Just a few years ago, one heard how important it was to have a green automobile, a hybrid of some sort, and the Toyota Prius was the standard for many. ‘Many,’ as I write it here, would include many on the left, who while driving a Prius could claim they were ecology-minded (and so suitably fashionable in progressive social circles).

A few years later, and that’s no longer true: the Occupy Wall Street and broader trade-union movement now expect an American car, on the theory that it’s better to buy local. Out with Toyota or Honda, and in with American-made.

Those doubting the change in tastes should consider how progressive writer and newspaper editor John Nichols and John Sly Sylvester consider the buy-American preference. (Audio here. The discussion about cars takes place beginning at 15:52 in the audio clip to which I lave linked.)

It turns out Democratic Congressional candidate Helen Kelda Roys showed for an interview in her Prius, only to find that a hybrid foreign car was no longer the progressive’s choice. She was, it seems, behind the ever-changing times. She should have had arrived in a Chevy Volt, I’d guess.

As for me, I’d say one should buy and drive whatever car one wants, with only one exception. One should avoid driving an expensive car (of whatever provenance) to a gathering of the poor or disadvantaged.

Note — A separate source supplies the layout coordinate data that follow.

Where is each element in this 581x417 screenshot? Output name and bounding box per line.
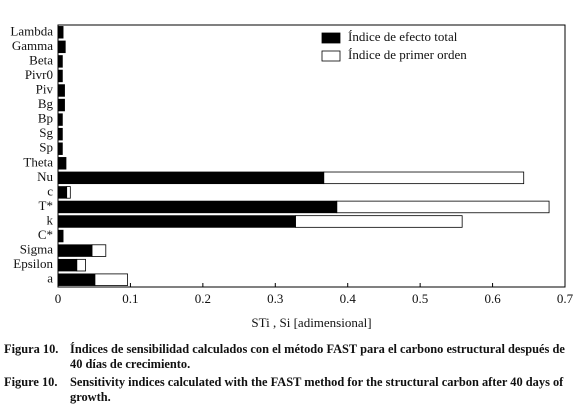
y-tick-label: Sg	[39, 125, 53, 140]
x-tick-label: 0.4	[340, 291, 357, 306]
legend-label: Índice de efecto total	[348, 29, 458, 44]
bar-segment	[57, 171, 325, 185]
x-axis-label: STi , Si [adimensional]	[251, 315, 371, 330]
caption-label: Figure 10.	[4, 375, 58, 389]
bar-segment	[57, 273, 96, 286]
plot-frame	[57, 24, 566, 288]
bar-segment	[91, 244, 107, 257]
bar-segment	[57, 127, 63, 141]
x-tick-label: 0	[55, 291, 62, 306]
bar-segment	[57, 186, 68, 199]
x-tick-label: 0.5	[412, 291, 428, 306]
bar-segment	[57, 69, 63, 83]
captions: Figura 10. Índices de sensibilidad calcul…	[4, 342, 578, 408]
y-tick-label: Lambda	[10, 23, 53, 38]
y-tick-label: c	[47, 183, 53, 198]
y-tick-label: Nu	[37, 169, 53, 184]
bar-segment	[57, 258, 78, 272]
bar-segment	[76, 258, 86, 272]
x-tick-label: 0.7	[557, 291, 574, 306]
bar-segment	[57, 40, 66, 54]
x-tick-label: 0.3	[267, 291, 283, 306]
y-tick-label: Sigma	[20, 242, 53, 257]
bar-segment	[57, 84, 65, 97]
y-tick-label: Bg	[38, 96, 54, 111]
bar-segment	[57, 113, 63, 126]
bar-segment	[57, 98, 65, 112]
chart: 0 0.1 0.2 0.3 0.4 0.5 0.6 0.7 STi , Si [adimensi…	[10, 23, 574, 330]
bar-segment	[57, 157, 67, 170]
y-tick-label: C*	[38, 227, 53, 242]
y-tick-label: Epsilon	[13, 256, 53, 271]
bar-segment	[94, 273, 128, 286]
x-tick-label: 0.1	[122, 291, 138, 306]
bar-segment	[323, 171, 525, 185]
caption-text: Índices de sensibilidad calculados con e…	[70, 342, 565, 371]
y-tick-label: Piv	[36, 81, 54, 96]
caption: Figure 10. Sensitivity indices calculated…	[4, 375, 578, 405]
bar-segment	[66, 186, 71, 199]
y-tick-label: k	[47, 212, 54, 227]
y-tick-label: T*	[39, 198, 53, 213]
bar-segment	[57, 200, 338, 214]
y-tick-label: Sp	[39, 140, 53, 155]
bar-segment	[57, 244, 93, 257]
y-tick-label: Pivr0	[25, 67, 53, 82]
x-tick-label: 0.2	[195, 291, 211, 306]
y-tick-label: Beta	[29, 52, 53, 67]
y-tick-label: Bp	[38, 111, 53, 126]
bar-segment	[57, 26, 64, 39]
bar-segment	[57, 215, 296, 228]
caption-text: Sensitivity indices calculated with the …	[70, 375, 564, 404]
x-tick-label: 0.6	[484, 291, 501, 306]
bar-segment	[295, 215, 463, 228]
bar-segment	[57, 229, 64, 243]
legend-swatch	[321, 32, 341, 44]
bar-segment	[57, 55, 63, 68]
bar-segment	[57, 142, 63, 155]
legend-label: Índice de primer orden	[348, 47, 467, 62]
y-tick-label: Gamma	[12, 38, 53, 53]
y-tick-label: a	[47, 271, 53, 286]
bar-segment	[336, 200, 550, 214]
y-tick-label: Theta	[23, 154, 53, 169]
caption-label: Figura 10.	[4, 342, 59, 356]
caption: Figura 10. Índices de sensibilidad calcul…	[4, 342, 578, 372]
legend-swatch	[321, 50, 341, 62]
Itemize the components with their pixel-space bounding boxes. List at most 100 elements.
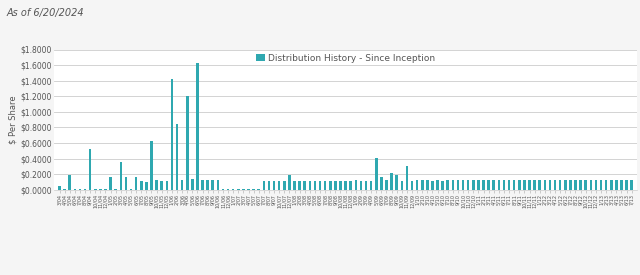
Bar [206,180,209,190]
Bar [201,180,204,190]
Bar [390,174,393,190]
Bar [380,177,383,190]
Bar [421,180,424,190]
Bar [548,180,551,190]
Bar [171,79,173,190]
Bar [625,180,628,190]
Bar [355,180,357,190]
Bar [268,181,270,190]
Bar [497,180,500,190]
Bar [257,189,260,190]
Bar [600,180,602,190]
Bar [579,180,582,190]
Bar [442,181,444,190]
Bar [145,182,148,190]
Bar [84,189,86,190]
Bar [584,180,587,190]
Bar [89,149,92,190]
Bar [396,175,398,190]
Bar [94,189,97,190]
Bar [58,186,61,190]
Bar [533,180,536,190]
Bar [191,179,194,190]
Legend: Distribution History - Since Inception: Distribution History - Since Inception [256,54,435,63]
Bar [559,180,561,190]
Bar [518,180,520,190]
Bar [610,180,612,190]
Bar [411,181,413,190]
Bar [523,180,525,190]
Bar [528,180,531,190]
Bar [447,180,449,190]
Bar [324,181,326,190]
Bar [477,180,480,190]
Bar [467,180,470,190]
Bar [242,189,244,190]
Bar [252,189,255,190]
Bar [166,181,168,190]
Bar [109,177,112,190]
Bar [216,180,219,190]
Bar [283,181,285,190]
Bar [63,189,66,190]
Bar [488,180,490,190]
Bar [329,181,332,190]
Bar [595,180,597,190]
Bar [457,180,460,190]
Y-axis label: $ Per Share: $ Per Share [8,95,17,144]
Bar [365,181,367,190]
Bar [211,180,214,190]
Bar [181,180,184,190]
Bar [360,181,362,190]
Bar [314,181,316,190]
Bar [161,181,163,190]
Bar [125,177,127,190]
Bar [401,181,403,190]
Bar [370,181,372,190]
Bar [288,175,291,190]
Bar [630,180,633,190]
Bar [99,189,102,190]
Bar [605,180,607,190]
Bar [130,189,132,190]
Bar [308,181,311,190]
Bar [574,180,577,190]
Bar [492,180,495,190]
Bar [150,141,153,190]
Bar [416,180,419,190]
Bar [293,181,296,190]
Bar [298,181,301,190]
Bar [115,189,117,190]
Bar [227,189,229,190]
Bar [319,181,321,190]
Bar [462,180,465,190]
Bar [135,177,138,190]
Bar [344,181,347,190]
Bar [237,189,239,190]
Bar [176,124,179,190]
Bar [385,180,388,190]
Bar [538,180,541,190]
Bar [156,180,158,190]
Bar [104,189,107,190]
Bar [472,180,475,190]
Bar [247,189,250,190]
Bar [278,181,280,190]
Bar [620,180,623,190]
Bar [79,189,81,190]
Bar [74,189,76,190]
Bar [554,180,556,190]
Bar [375,158,378,190]
Bar [564,180,566,190]
Bar [426,180,429,190]
Bar [513,180,515,190]
Bar [483,180,485,190]
Bar [221,189,224,190]
Bar [186,96,189,190]
Bar [232,189,234,190]
Bar [508,180,510,190]
Bar [273,181,275,190]
Bar [339,181,342,190]
Bar [68,175,71,190]
Bar [452,180,454,190]
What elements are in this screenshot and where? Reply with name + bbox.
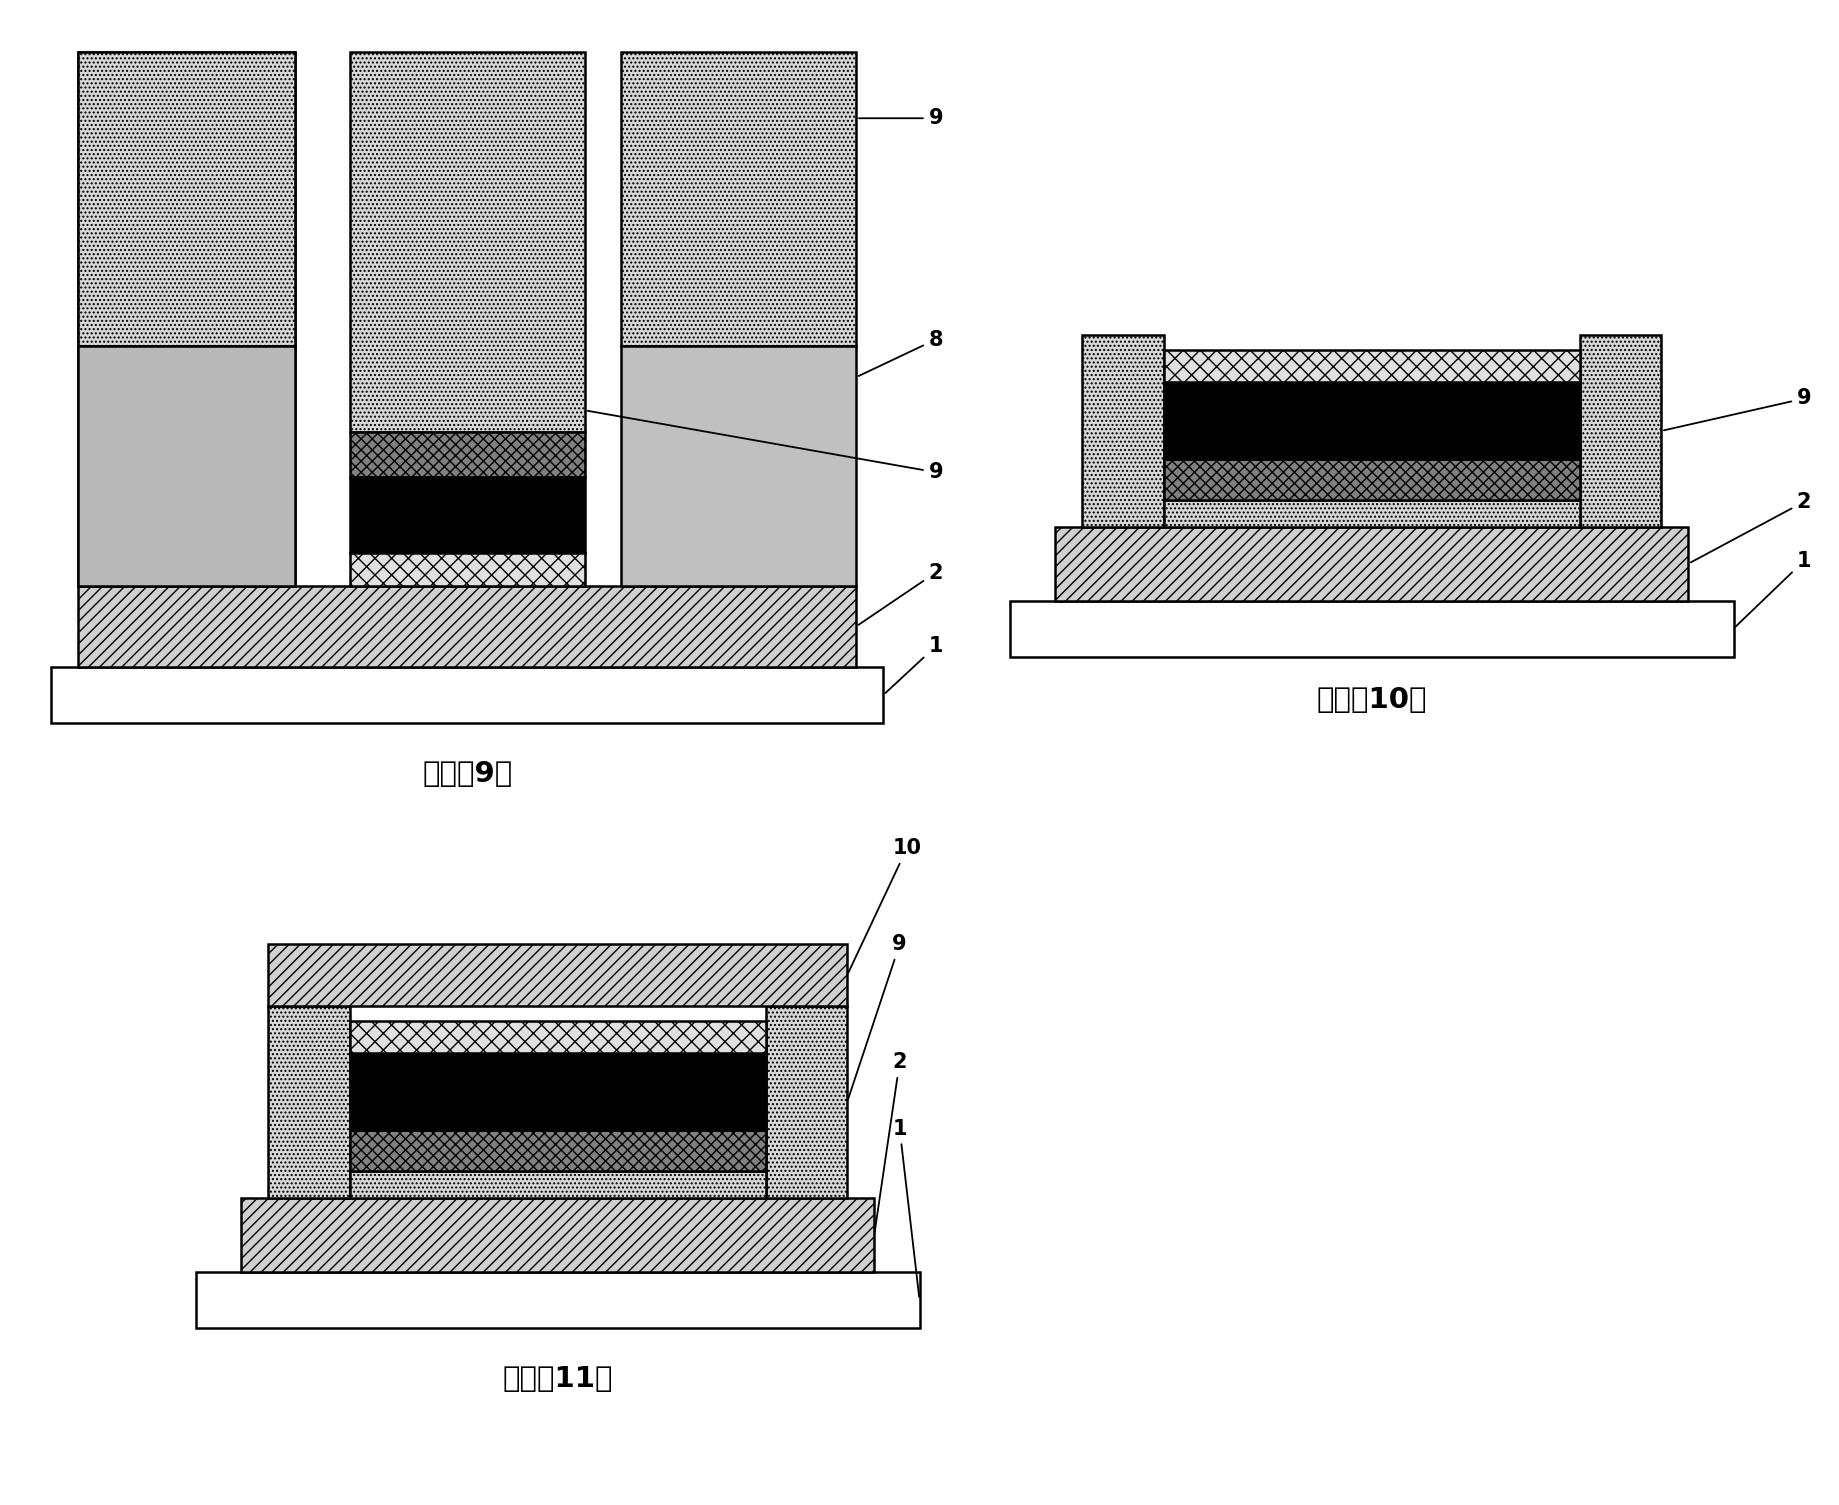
Bar	[79, 51, 296, 346]
Text: 8: 8	[859, 330, 943, 376]
Text: 9: 9	[848, 935, 907, 1100]
Bar	[1164, 382, 1580, 459]
Text: 1: 1	[1736, 551, 1811, 626]
Bar	[349, 1171, 765, 1198]
Bar	[51, 667, 883, 722]
Bar	[79, 51, 296, 346]
Text: 9: 9	[859, 108, 943, 128]
Bar	[79, 346, 296, 585]
Bar	[1164, 500, 1580, 527]
Text: 步骤（9）: 步骤（9）	[423, 760, 513, 789]
Bar	[197, 1272, 920, 1327]
Bar	[1056, 527, 1688, 600]
Bar	[349, 1054, 765, 1130]
Text: 2: 2	[1690, 492, 1811, 563]
Bar	[349, 51, 585, 432]
Text: 2: 2	[875, 1052, 907, 1233]
Bar	[1010, 600, 1734, 656]
Text: 9: 9	[1664, 388, 1811, 430]
Text: 9: 9	[588, 411, 943, 482]
Bar	[349, 477, 585, 554]
Bar	[765, 1007, 848, 1198]
Text: 10: 10	[848, 838, 921, 972]
Bar	[1083, 336, 1164, 527]
Bar	[349, 1130, 765, 1171]
Bar	[622, 51, 857, 346]
Bar	[349, 1020, 765, 1054]
Bar	[79, 585, 857, 667]
Text: 1: 1	[885, 637, 943, 694]
Bar	[241, 1198, 874, 1272]
Bar	[268, 944, 848, 1007]
Bar	[268, 1007, 349, 1198]
Text: 步骤（11）: 步骤（11）	[502, 1365, 612, 1392]
Text: 2: 2	[859, 563, 943, 625]
Text: 步骤（10）: 步骤（10）	[1317, 686, 1427, 715]
Bar	[1164, 459, 1580, 500]
Bar	[349, 432, 585, 477]
Bar	[622, 346, 857, 585]
Bar	[349, 554, 585, 585]
Text: 1: 1	[892, 1118, 920, 1297]
Bar	[1164, 349, 1580, 382]
Bar	[79, 346, 296, 585]
Bar	[1580, 336, 1661, 527]
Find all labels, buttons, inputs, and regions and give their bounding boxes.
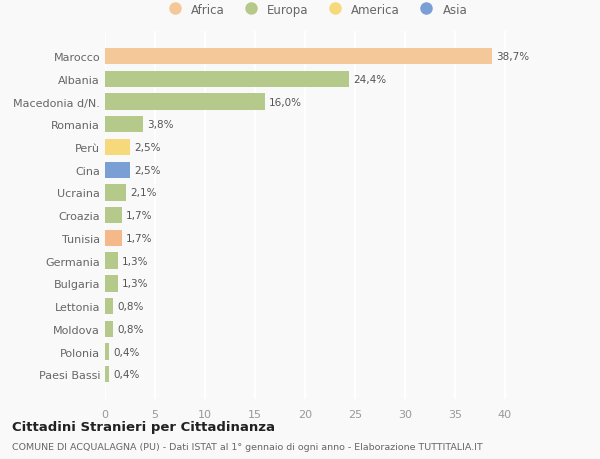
Bar	[105, 275, 118, 292]
Bar	[105, 72, 349, 88]
Legend: Africa, Europa, America, Asia: Africa, Europa, America, Asia	[160, 1, 470, 19]
Text: 1,7%: 1,7%	[126, 211, 152, 221]
Bar	[105, 94, 265, 111]
Text: 0,4%: 0,4%	[113, 369, 139, 380]
Bar	[105, 117, 143, 133]
Text: 1,3%: 1,3%	[122, 256, 149, 266]
Bar	[105, 344, 109, 360]
Bar	[105, 207, 122, 224]
Text: COMUNE DI ACQUALAGNA (PU) - Dati ISTAT al 1° gennaio di ogni anno - Elaborazione: COMUNE DI ACQUALAGNA (PU) - Dati ISTAT a…	[12, 442, 483, 451]
Text: 0,8%: 0,8%	[117, 302, 143, 311]
Text: 1,7%: 1,7%	[126, 234, 152, 243]
Bar	[105, 49, 492, 65]
Text: 0,8%: 0,8%	[117, 324, 143, 334]
Text: 38,7%: 38,7%	[496, 52, 529, 62]
Text: 0,4%: 0,4%	[113, 347, 139, 357]
Bar	[105, 321, 113, 337]
Bar	[105, 298, 113, 314]
Text: 2,5%: 2,5%	[134, 165, 161, 175]
Bar	[105, 162, 130, 179]
Text: 3,8%: 3,8%	[147, 120, 173, 130]
Text: 24,4%: 24,4%	[353, 75, 386, 84]
Bar	[105, 230, 122, 246]
Text: Cittadini Stranieri per Cittadinanza: Cittadini Stranieri per Cittadinanza	[12, 420, 275, 433]
Text: 1,3%: 1,3%	[122, 279, 149, 289]
Bar	[105, 366, 109, 383]
Bar	[105, 253, 118, 269]
Text: 16,0%: 16,0%	[269, 97, 302, 107]
Bar	[105, 185, 126, 201]
Text: 2,1%: 2,1%	[130, 188, 157, 198]
Text: 2,5%: 2,5%	[134, 143, 161, 153]
Bar	[105, 140, 130, 156]
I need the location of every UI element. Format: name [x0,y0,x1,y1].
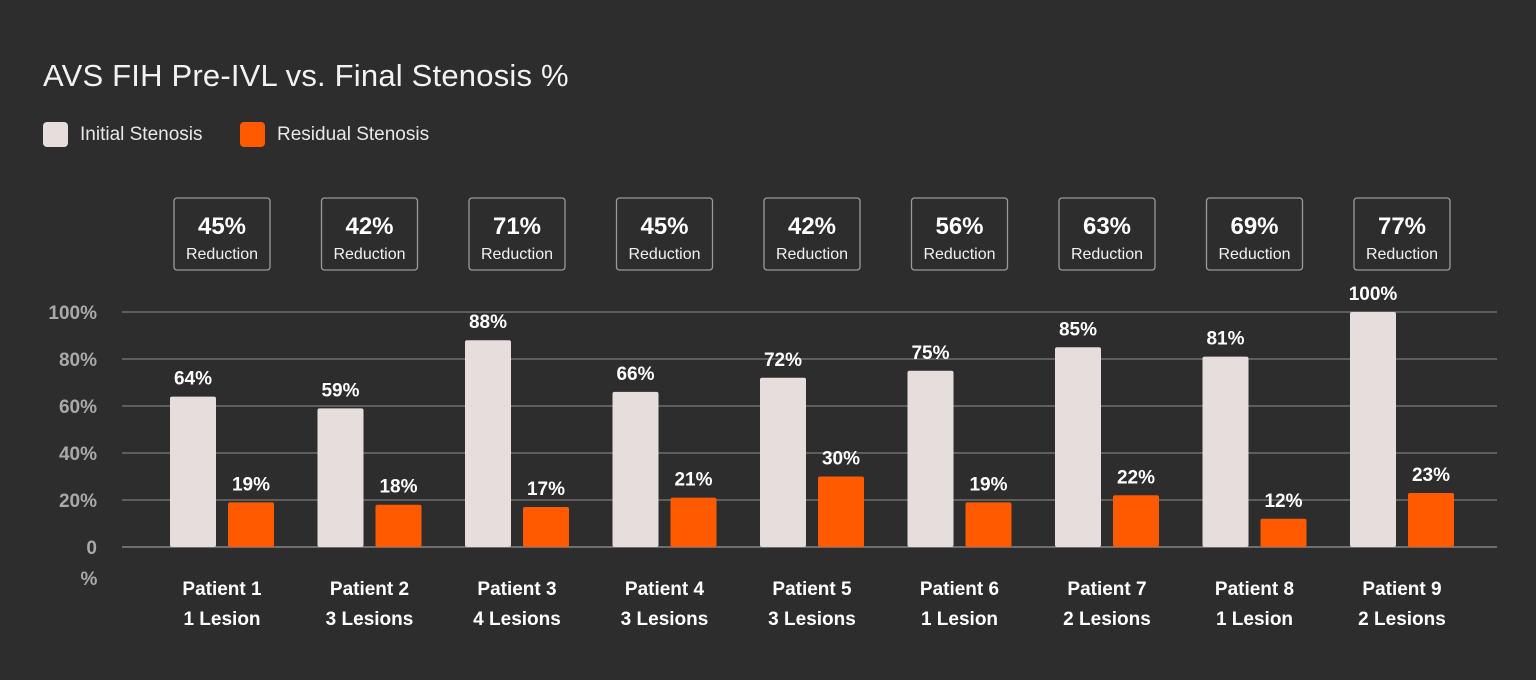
x-tick-label-lesions: 1 Lesion [1216,609,1293,630]
y-tick-label: 40% [59,444,97,465]
legend-item-initial[interactable]: Initial Stenosis [43,122,203,147]
reduction-box [763,197,861,271]
reduction-box [615,197,714,271]
reduction-box [320,197,419,271]
reduction-value: 45% [198,213,246,240]
reduction-box [1058,197,1156,271]
data-label-initial: 75% [911,343,949,364]
x-tick-label-patient: Patient 4 [625,579,705,600]
x-tick-label-patient: Patient 5 [772,579,852,600]
data-label-initial: 59% [321,380,359,401]
reduction-label: Reduction [776,246,848,263]
reduction-label: Reduction [186,246,258,263]
bar-residual [670,497,717,547]
data-label-residual: 19% [232,474,270,495]
reduction-value: 63% [1083,213,1131,240]
bar-initial [317,408,364,547]
legend-label-initial: Initial Stenosis [80,123,203,145]
reduction-label: Reduction [1071,246,1143,263]
bar-residual [228,502,274,547]
reduction-label: Reduction [481,246,553,263]
y-tick-label: 60% [59,397,97,418]
x-tick-label-patient: Patient 9 [1362,579,1441,600]
reduction-box [468,197,566,271]
x-tick-label-patient: Patient 2 [330,579,409,600]
data-label-initial: 88% [469,312,507,333]
reduction-label: Reduction [1366,246,1438,263]
x-tick-label-lesions: 3 Lesions [621,609,709,630]
x-tick-label-lesions: 1 Lesion [921,609,998,630]
x-tick-label-lesions: 2 Lesions [1063,609,1151,630]
y-tick-label: 80% [59,350,97,371]
data-label-initial: 66% [616,364,654,385]
x-tick-label-lesions: 1 Lesion [183,609,260,630]
chart-title: AVS FIH Pre-IVL vs. Final Stenosis % [43,58,569,93]
bar-initial [1055,347,1101,547]
data-label-residual: 17% [527,479,565,500]
reduction-label: Reduction [333,246,405,263]
y-tick-label: 20% [59,491,97,512]
reduction-label: Reduction [1218,246,1290,263]
data-label-initial: 85% [1059,319,1097,340]
bar-initial [465,340,511,547]
bar-residual [523,507,569,547]
bar-residual [1408,492,1454,547]
x-tick-label-lesions: 3 Lesions [326,609,414,630]
data-label-initial: 72% [764,350,802,371]
x-tick-label-patient: Patient 8 [1215,579,1294,600]
reduction-value: 71% [493,213,541,240]
y-tick-label: 100% [48,303,97,324]
bar-initial [1350,312,1396,547]
reduction-value: 56% [935,213,983,240]
reduction-label: Reduction [923,246,995,263]
reduction-value: 45% [640,213,688,240]
bar-residual [1260,518,1307,547]
bar-initial [612,391,659,547]
data-label-initial: 81% [1206,329,1244,350]
bar-initial [170,396,216,547]
legend-label-residual: Residual Stenosis [277,123,430,145]
x-tick-label-patient: Patient 3 [477,579,556,600]
data-label-residual: 18% [379,477,417,498]
x-tick-label-patient: Patient 7 [1067,579,1146,600]
reduction-box [1353,197,1451,271]
legend-swatch-residual [240,122,265,147]
bar-residual [818,476,864,547]
data-label-residual: 23% [1412,465,1450,486]
bar-initial [1202,356,1249,547]
data-label-residual: 19% [969,474,1007,495]
reduction-value: 42% [345,213,393,240]
data-label-residual: 12% [1264,491,1302,512]
reduction-box [173,197,271,271]
x-tick-label-lesions: 2 Lesions [1358,609,1446,630]
reduction-value: 77% [1378,213,1426,240]
data-label-initial: 100% [1349,284,1398,305]
bar-residual [1113,495,1159,547]
x-tick-label-patient: Patient 1 [182,579,262,600]
y-tick-label: 0 [86,538,97,559]
legend-swatch-initial [43,122,68,147]
reduction-label: Reduction [628,246,700,263]
data-label-residual: 21% [674,470,712,491]
bar-residual [965,502,1012,547]
data-label-residual: 30% [822,449,860,470]
legend-item-residual[interactable]: Residual Stenosis [240,122,429,147]
bar-initial [760,377,806,547]
data-label-residual: 22% [1117,467,1155,488]
reduction-box [1205,197,1304,271]
x-tick-label-patient: Patient 6 [920,579,999,600]
bar-residual [375,504,422,547]
reduction-box [910,197,1009,271]
reduction-value: 69% [1230,213,1278,240]
bar-initial [907,370,954,547]
x-tick-label-lesions: 3 Lesions [768,609,856,630]
reduction-value: 42% [788,213,836,240]
y-unit-label: % [81,569,98,590]
data-label-initial: 64% [174,369,212,390]
x-tick-label-lesions: 4 Lesions [473,609,561,630]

Just as one shouldn’t wear a mink to a clothing drive, one shouldn’t drive something fancy (or wear something fancy) when the occasion calls for simple and subtle.

Otherwise, I’d say, do what you want, drive what you want, from anywhere, to anywhere.

Politics have changed, though, and chronically difficult economic times have forced the substitution of one value with another.

Activists, and candidates, take note.